Went into Madura with Colonel and Golly – I was due to stay with one Doakes, manager of the mill and drawing 6000/- a month. I arrive at his house, a palace set on the highest hill around Madura, and with a wonderful view, if it wasn’t an Indian one, and find no one there, he being still at his office. I have the sort of 7th guest bedroom, but it has all modern conveniences and a pair of good Persian carpets. I have tea, look longingly at the swimming pool, and then drink the breeze from the highest point for a considerable time.

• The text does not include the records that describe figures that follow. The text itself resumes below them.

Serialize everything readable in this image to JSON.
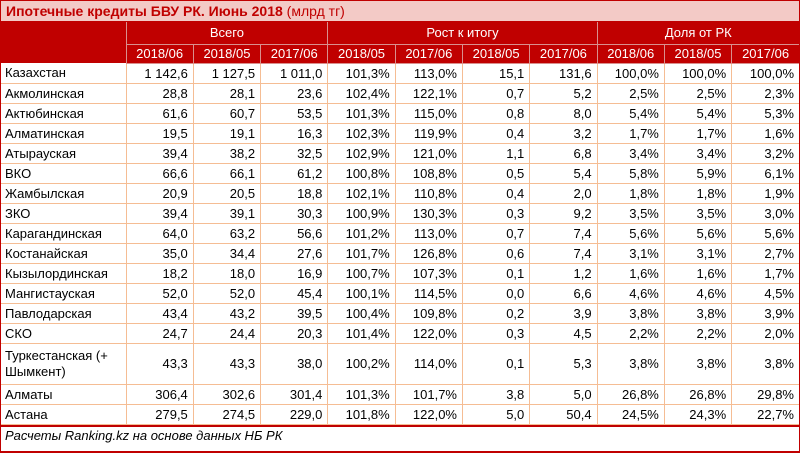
{
  "chart_data": {
    "type": "table",
    "title": {
      "main": "Ипотечные кредиты БВУ РК. Июнь 2018",
      "unit": " (млрд тг)"
    },
    "header": {
      "groups": [
        {
          "label": "Всего",
          "cols": [
            "2018/06",
            "2018/05",
            "2017/06"
          ]
        },
        {
          "label": "Рост к итогу",
          "cols": [
            "2018/05",
            "2017/06",
            "2018/05",
            "2017/06"
          ]
        },
        {
          "label": "Доля от РК",
          "cols": [
            "2018/06",
            "2018/05",
            "2017/06"
          ]
        }
      ]
    },
    "rows": [
      {
        "region": "Казахстан",
        "values": [
          "1 142,6",
          "1 127,5",
          "1 011,0",
          "101,3%",
          "113,0%",
          "15,1",
          "131,6",
          "100,0%",
          "100,0%",
          "100,0%"
        ]
      },
      {
        "region": "Акмолинская",
        "values": [
          "28,8",
          "28,1",
          "23,6",
          "102,4%",
          "122,1%",
          "0,7",
          "5,2",
          "2,5%",
          "2,5%",
          "2,3%"
        ]
      },
      {
        "region": "Актюбинская",
        "values": [
          "61,6",
          "60,7",
          "53,5",
          "101,3%",
          "115,0%",
          "0,8",
          "8,0",
          "5,4%",
          "5,4%",
          "5,3%"
        ]
      },
      {
        "region": "Алматинская",
        "values": [
          "19,5",
          "19,1",
          "16,3",
          "102,3%",
          "119,9%",
          "0,4",
          "3,2",
          "1,7%",
          "1,7%",
          "1,6%"
        ]
      },
      {
        "region": "Атырауская",
        "values": [
          "39,4",
          "38,2",
          "32,5",
          "102,9%",
          "121,0%",
          "1,1",
          "6,8",
          "3,4%",
          "3,4%",
          "3,2%"
        ]
      },
      {
        "region": "ВКО",
        "values": [
          "66,6",
          "66,1",
          "61,2",
          "100,8%",
          "108,8%",
          "0,5",
          "5,4",
          "5,8%",
          "5,9%",
          "6,1%"
        ]
      },
      {
        "region": "Жамбылская",
        "values": [
          "20,9",
          "20,5",
          "18,8",
          "102,1%",
          "110,8%",
          "0,4",
          "2,0",
          "1,8%",
          "1,8%",
          "1,9%"
        ]
      },
      {
        "region": "ЗКО",
        "values": [
          "39,4",
          "39,1",
          "30,3",
          "100,9%",
          "130,3%",
          "0,3",
          "9,2",
          "3,5%",
          "3,5%",
          "3,0%"
        ]
      },
      {
        "region": "Карагандинская",
        "values": [
          "64,0",
          "63,2",
          "56,6",
          "101,2%",
          "113,0%",
          "0,7",
          "7,4",
          "5,6%",
          "5,6%",
          "5,6%"
        ]
      },
      {
        "region": "Костанайская",
        "values": [
          "35,0",
          "34,4",
          "27,6",
          "101,7%",
          "126,8%",
          "0,6",
          "7,4",
          "3,1%",
          "3,1%",
          "2,7%"
        ]
      },
      {
        "region": "Кызылординская",
        "values": [
          "18,2",
          "18,0",
          "16,9",
          "100,7%",
          "107,3%",
          "0,1",
          "1,2",
          "1,6%",
          "1,6%",
          "1,7%"
        ]
      },
      {
        "region": "Мангистауская",
        "values": [
          "52,0",
          "52,0",
          "45,4",
          "100,1%",
          "114,5%",
          "0,0",
          "6,6",
          "4,6%",
          "4,6%",
          "4,5%"
        ]
      },
      {
        "region": "Павлодарская",
        "values": [
          "43,4",
          "43,2",
          "39,5",
          "100,4%",
          "109,8%",
          "0,2",
          "3,9",
          "3,8%",
          "3,8%",
          "3,9%"
        ]
      },
      {
        "region": "СКО",
        "values": [
          "24,7",
          "24,4",
          "20,3",
          "101,4%",
          "122,0%",
          "0,3",
          "4,5",
          "2,2%",
          "2,2%",
          "2,0%"
        ]
      },
      {
        "region": "Туркестанская (+ Шымкент)",
        "values": [
          "43,3",
          "43,3",
          "38,0",
          "100,2%",
          "114,0%",
          "0,1",
          "5,3",
          "3,8%",
          "3,8%",
          "3,8%"
        ],
        "tall": true
      },
      {
        "region": "Алматы",
        "values": [
          "306,4",
          "302,6",
          "301,4",
          "101,3%",
          "101,7%",
          "3,8",
          "5,0",
          "26,8%",
          "26,8%",
          "29,8%"
        ]
      },
      {
        "region": "Астана",
        "values": [
          "279,5",
          "274,5",
          "229,0",
          "101,8%",
          "122,0%",
          "5,0",
          "50,4",
          "24,5%",
          "24,3%",
          "22,7%"
        ]
      }
    ],
    "footer": "Расчеты Ranking.kz на основе данных НБ РК"
  },
  "colors": {
    "accent": "#C00000",
    "title_bg": "#F3CAC6",
    "header_bg": "#C00000",
    "header_text": "#FFFFFF",
    "header_divider": "#D9908E",
    "cell_border": "#F5BD94",
    "body_text": "#000000"
  }
}
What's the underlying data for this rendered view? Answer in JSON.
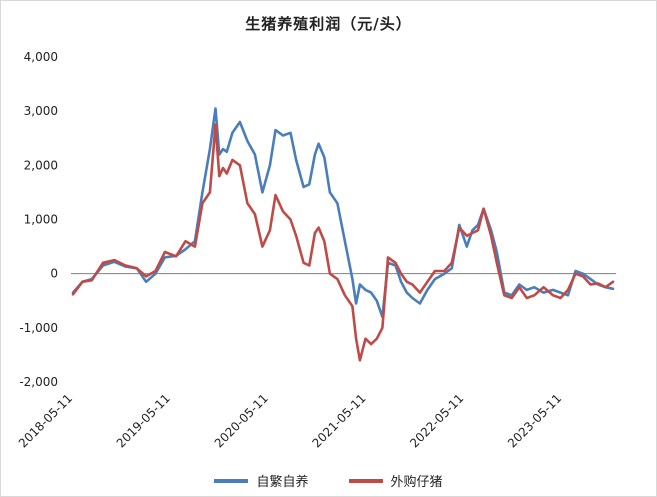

Eventually Doakes arrives, but doesn’t expect me as I should be with some others in the mills, the Essex’s, who have arranged a party for me. I shift house and meet them at the Khatak dance we put on – then back to dinner at the Essex’s. They have a Swiss girl – Hildegard – up from Tuticorin for my partner. During dinner Mrs Essex gets pretty tight, she is an Australian with a cockney accent. And we go on to the club dance at about 10pm, everyone pretty tight, bar me and the Swiss miss, and calling me “Lootenant”. Return from dance at 3am having done pretty well keeping Swiss miss out of hands of proletariat – John and Reggie & co. We five are the only ones from the Regiment – and do pretty well in the Palais Glide, when Golly and John bend back so far they crash to the floor amidst loud applause.
Arrange to shoot with Doakes in the morning, but on waking up I can’t take it, and don’t go. Leave Essex at 2pm and home with Colonel and Golly in car. Out that night at 1am until about 9 – sleep 10.30am until about 4pm and out again at 1am, in bed midday until about 5pm. Then last night in bed. I didn’t mind mind going out at night in Razmak – there were bullets about, you knew that, and it made it more interesting. But climbing through cactus after ‘Popeyekanoor’ or ‘Sodapaniswami’ – I would rather stay in bed.
Last night Madura came here to a drinks party, but some shite in the S.P.M.R., and the Mills I suppose, brought out the Swiss miss and kept her all the time. A pretty good party and Mrs Essex in great form. They all reckon to come and laugh at us when we march into Madura, 30 miles, on 22nd. General Norton arrived today to watch Coy field firing scheme. He choses C Coy, and as Pearson is manager I have to do it. God knows what will happen – or I don’t – and a night scheme tonight to catch one “Champagne”. I shouldn’t feel much like marching after that, to Madura.